Ohio AG Dave Yost files paperwork to put 'heartbeat' law in place immediately
Ohio’s Republican attorney general has asked a federal court to lift a legal hold on the state’s six-week abortion ban — passed and signed in 2019 — to put that so-called “heartbeat” law into effect immediately.
Attorney General Dave Yost said in the two-page filing that the hold on the law was based on cases establishing a constitutional right to abortion, which the Dobbs ruling overturned.
Ohio was one of the first states to consider a six-week abortion ban when it was proposed in 2011. It was introduced every two years after that.
The ban did pass in 2018, but outgoing Gov. John Kasich, a Republican, vetoed the bill. The decision to veto that legislation came just a few weeks before leaving office, even though he had signed all previous measures restricting abortion passed during his administration.

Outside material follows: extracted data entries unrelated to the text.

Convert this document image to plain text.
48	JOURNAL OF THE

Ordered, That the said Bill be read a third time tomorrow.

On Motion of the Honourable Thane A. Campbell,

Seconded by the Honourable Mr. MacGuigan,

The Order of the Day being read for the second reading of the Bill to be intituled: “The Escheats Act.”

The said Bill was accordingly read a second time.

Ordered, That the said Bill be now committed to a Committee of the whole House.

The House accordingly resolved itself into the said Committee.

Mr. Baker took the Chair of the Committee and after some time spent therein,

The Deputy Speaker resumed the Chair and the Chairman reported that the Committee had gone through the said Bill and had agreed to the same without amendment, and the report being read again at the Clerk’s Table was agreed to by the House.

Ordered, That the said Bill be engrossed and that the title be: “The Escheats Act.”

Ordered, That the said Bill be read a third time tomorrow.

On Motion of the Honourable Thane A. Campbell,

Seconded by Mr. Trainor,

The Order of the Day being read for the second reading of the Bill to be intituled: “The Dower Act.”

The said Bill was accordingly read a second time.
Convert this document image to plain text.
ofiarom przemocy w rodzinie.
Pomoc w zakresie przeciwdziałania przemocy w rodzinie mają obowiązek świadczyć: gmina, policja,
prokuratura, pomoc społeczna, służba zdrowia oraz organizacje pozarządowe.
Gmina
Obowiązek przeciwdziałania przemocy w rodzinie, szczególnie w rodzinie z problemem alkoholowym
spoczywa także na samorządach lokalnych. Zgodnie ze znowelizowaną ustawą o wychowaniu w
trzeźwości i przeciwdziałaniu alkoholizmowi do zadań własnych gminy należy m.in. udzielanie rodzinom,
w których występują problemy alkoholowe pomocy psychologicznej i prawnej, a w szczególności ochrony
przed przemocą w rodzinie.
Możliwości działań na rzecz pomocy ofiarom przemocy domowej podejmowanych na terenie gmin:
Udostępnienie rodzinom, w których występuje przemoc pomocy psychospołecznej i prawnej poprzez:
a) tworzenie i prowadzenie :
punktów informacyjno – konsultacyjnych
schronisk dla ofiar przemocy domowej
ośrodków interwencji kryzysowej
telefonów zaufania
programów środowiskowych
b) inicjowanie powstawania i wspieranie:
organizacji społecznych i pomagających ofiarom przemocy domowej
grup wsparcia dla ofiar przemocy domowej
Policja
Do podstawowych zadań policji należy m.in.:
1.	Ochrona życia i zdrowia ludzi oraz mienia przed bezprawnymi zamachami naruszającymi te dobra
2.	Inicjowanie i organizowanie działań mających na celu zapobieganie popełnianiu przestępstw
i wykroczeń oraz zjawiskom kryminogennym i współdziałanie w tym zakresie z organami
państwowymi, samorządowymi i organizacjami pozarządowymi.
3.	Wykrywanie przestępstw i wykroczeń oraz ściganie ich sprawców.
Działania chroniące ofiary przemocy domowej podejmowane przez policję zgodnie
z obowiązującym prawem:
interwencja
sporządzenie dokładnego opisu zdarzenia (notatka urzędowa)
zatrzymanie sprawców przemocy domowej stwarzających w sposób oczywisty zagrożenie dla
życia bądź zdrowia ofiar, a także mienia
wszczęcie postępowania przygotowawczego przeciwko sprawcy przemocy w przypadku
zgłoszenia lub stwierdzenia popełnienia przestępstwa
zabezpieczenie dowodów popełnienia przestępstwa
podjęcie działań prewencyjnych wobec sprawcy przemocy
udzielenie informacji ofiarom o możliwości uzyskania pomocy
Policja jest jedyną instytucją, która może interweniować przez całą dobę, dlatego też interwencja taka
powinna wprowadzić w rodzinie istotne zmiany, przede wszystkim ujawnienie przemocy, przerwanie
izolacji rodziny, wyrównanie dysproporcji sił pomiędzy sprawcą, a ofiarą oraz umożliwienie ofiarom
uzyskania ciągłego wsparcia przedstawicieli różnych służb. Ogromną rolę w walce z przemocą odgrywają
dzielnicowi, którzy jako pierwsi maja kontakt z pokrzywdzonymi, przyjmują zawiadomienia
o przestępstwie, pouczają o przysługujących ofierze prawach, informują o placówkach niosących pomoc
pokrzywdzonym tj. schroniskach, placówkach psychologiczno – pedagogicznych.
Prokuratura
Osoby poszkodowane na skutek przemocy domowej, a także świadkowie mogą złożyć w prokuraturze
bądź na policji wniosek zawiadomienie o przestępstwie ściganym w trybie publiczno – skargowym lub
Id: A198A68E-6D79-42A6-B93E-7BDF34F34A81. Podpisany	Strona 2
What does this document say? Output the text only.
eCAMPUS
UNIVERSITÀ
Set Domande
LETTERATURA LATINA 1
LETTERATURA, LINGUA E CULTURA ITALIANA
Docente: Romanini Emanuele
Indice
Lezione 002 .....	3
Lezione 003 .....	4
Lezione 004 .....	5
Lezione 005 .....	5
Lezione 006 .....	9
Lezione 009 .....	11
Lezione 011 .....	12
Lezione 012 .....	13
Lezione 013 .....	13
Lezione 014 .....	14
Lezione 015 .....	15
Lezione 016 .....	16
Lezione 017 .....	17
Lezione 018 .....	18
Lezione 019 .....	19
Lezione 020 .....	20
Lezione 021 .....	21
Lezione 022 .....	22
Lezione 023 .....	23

The 'heartbeat' bill passed again in 2019 and was signed into law by Gov. Mike DeWine, a Republican, who had said during his 2018 campaign that he would approve it. The ACLU of Ohio immediately sued and the law was put on hold.
Yost also put out a statement about the possibility of violent protests, which so far hasn’t happened.
After the Dobbs decision, Yost noted that the abortion debate will continue, but “passion is no license to violence."
"I call again on my federal colleague, Attorney General Merrick Garland, and my fellow state attorneys general to publicly commit to holding violent protesters accountable under the law, no matter which side they are on," Yost said in the video.
Earlier this week Yost and 18 other Republican attorneys general wrote a letter to Garland, asking him to “take swift action in response to recent terrorist acts against anti-abortion organizations." They cited media reports as well as statements from religious groups.
On January 6 Yost did call for criminal prosecution of those who stormed the U.S. Capitol as well as those involved in Black Lives Matter protests at a federal courthouse in Portland, Oregon in 2020.
Republican lawmakers, who hold a supermajority in the House and Senate, have said they plan to work on a bill that bans abortions in Ohio now that Roe v. Wade has been overturned. The legislature is on break but will likely take up the issue at some point this year.